Greer launches fresh public attack on Princess Diana
AAP | Monday, 27 August 2007
Australian feminist Germaine Greer has launched her second public attack on Princess Diana in a week, saying her legacy amounts to little more than endless adulation in the media.
Greer's latest outburst about the late princess comes just seven days after she branded Diana a "devious moron" during an address to the Edinburgh International Book Festival.
This time, the outspoken academic described Diana as a "desperate woman seeking applause" whose main aim was to be "queen of people's hearts" before she died in a car crash in Paris 10 years ago.

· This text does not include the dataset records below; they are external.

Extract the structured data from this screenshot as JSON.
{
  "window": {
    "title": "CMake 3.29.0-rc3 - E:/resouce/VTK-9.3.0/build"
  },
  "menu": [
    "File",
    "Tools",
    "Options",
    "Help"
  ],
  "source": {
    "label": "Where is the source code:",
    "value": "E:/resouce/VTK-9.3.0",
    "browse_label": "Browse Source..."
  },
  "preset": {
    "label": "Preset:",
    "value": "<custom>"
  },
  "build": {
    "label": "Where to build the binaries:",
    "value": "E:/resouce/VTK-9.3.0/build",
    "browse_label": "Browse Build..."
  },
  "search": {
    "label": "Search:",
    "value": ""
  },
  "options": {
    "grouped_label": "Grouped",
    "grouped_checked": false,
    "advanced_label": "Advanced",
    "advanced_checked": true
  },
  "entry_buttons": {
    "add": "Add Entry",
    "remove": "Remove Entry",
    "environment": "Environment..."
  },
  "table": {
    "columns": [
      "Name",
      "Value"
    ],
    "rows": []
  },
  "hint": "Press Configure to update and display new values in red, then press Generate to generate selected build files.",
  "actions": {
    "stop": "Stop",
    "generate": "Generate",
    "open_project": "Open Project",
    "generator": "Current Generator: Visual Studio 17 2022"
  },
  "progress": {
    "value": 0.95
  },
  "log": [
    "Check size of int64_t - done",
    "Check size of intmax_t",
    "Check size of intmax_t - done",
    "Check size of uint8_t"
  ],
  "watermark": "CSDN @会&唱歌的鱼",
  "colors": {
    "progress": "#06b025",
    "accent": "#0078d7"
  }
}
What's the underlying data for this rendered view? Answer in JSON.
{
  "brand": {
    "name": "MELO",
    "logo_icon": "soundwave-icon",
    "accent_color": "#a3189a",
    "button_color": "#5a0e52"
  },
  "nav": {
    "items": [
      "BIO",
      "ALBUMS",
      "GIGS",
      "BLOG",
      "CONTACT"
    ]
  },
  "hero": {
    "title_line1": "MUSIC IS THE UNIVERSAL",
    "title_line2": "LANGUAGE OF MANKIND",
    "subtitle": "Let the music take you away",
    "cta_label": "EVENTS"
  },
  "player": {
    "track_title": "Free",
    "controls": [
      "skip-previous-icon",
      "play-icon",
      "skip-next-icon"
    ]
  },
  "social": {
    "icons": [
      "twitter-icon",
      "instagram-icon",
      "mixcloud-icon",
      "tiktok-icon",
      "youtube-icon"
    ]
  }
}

"Diana's legacy is no more than endless column inches of adulation and speculation," Greer wrote in The Sunday Times.
Greer said Diana became more "devious" and manipulative as she got older while displaying "disturbingly neurotic behaviour".
And the academic suggested Diana's behaviour could have even played a role in her own death.
"The saddest thought of all is that Diana's death may have resulted indirectly from another of her kack-handed manipulations; it is said that she only went to Paris with Dodi Fayed in order to make heart surgeon Hasnat Khan jealous," Greer wrote.
Greer also accused the late princess of "acting a lie" in presenting herself as a "guileless girl who fell in love with a chap who just happened to be heir to the English throne, only to have her innocent love spurned".
Instead, Greer said Diana had grown up with close ties to the royal family with her aristocratic father working as an equerry to the Queen and her grandmothers being members of the royal household.
Greer also noted that if Diana had studied history at school she would have realised that marrying the Prince of Wales was a "one-way ticket to misery".
Historically, Greer wrote, the "job" of being Princess of Wales had been a difficult one and filled by women who were used to their husbands cheating on them.
Greer said Prince Charles had managed to keep his marital affair with Camilla Parker Bowles quiet for many years, while Diana "sampled an extraordinary collection of men".
She also downplayed Diana's reputation as a global fashion icon, saying instead that the princess "dressed to the same demotic standard of elegance as TV anchorwomen do, plus the inevitable hat".
"It is precisely because she was basically anonymous that Diana's public could so easily identify with her; it should surprise no one that they then transferred their feelings to her and chanted as one that she identified with them," she said.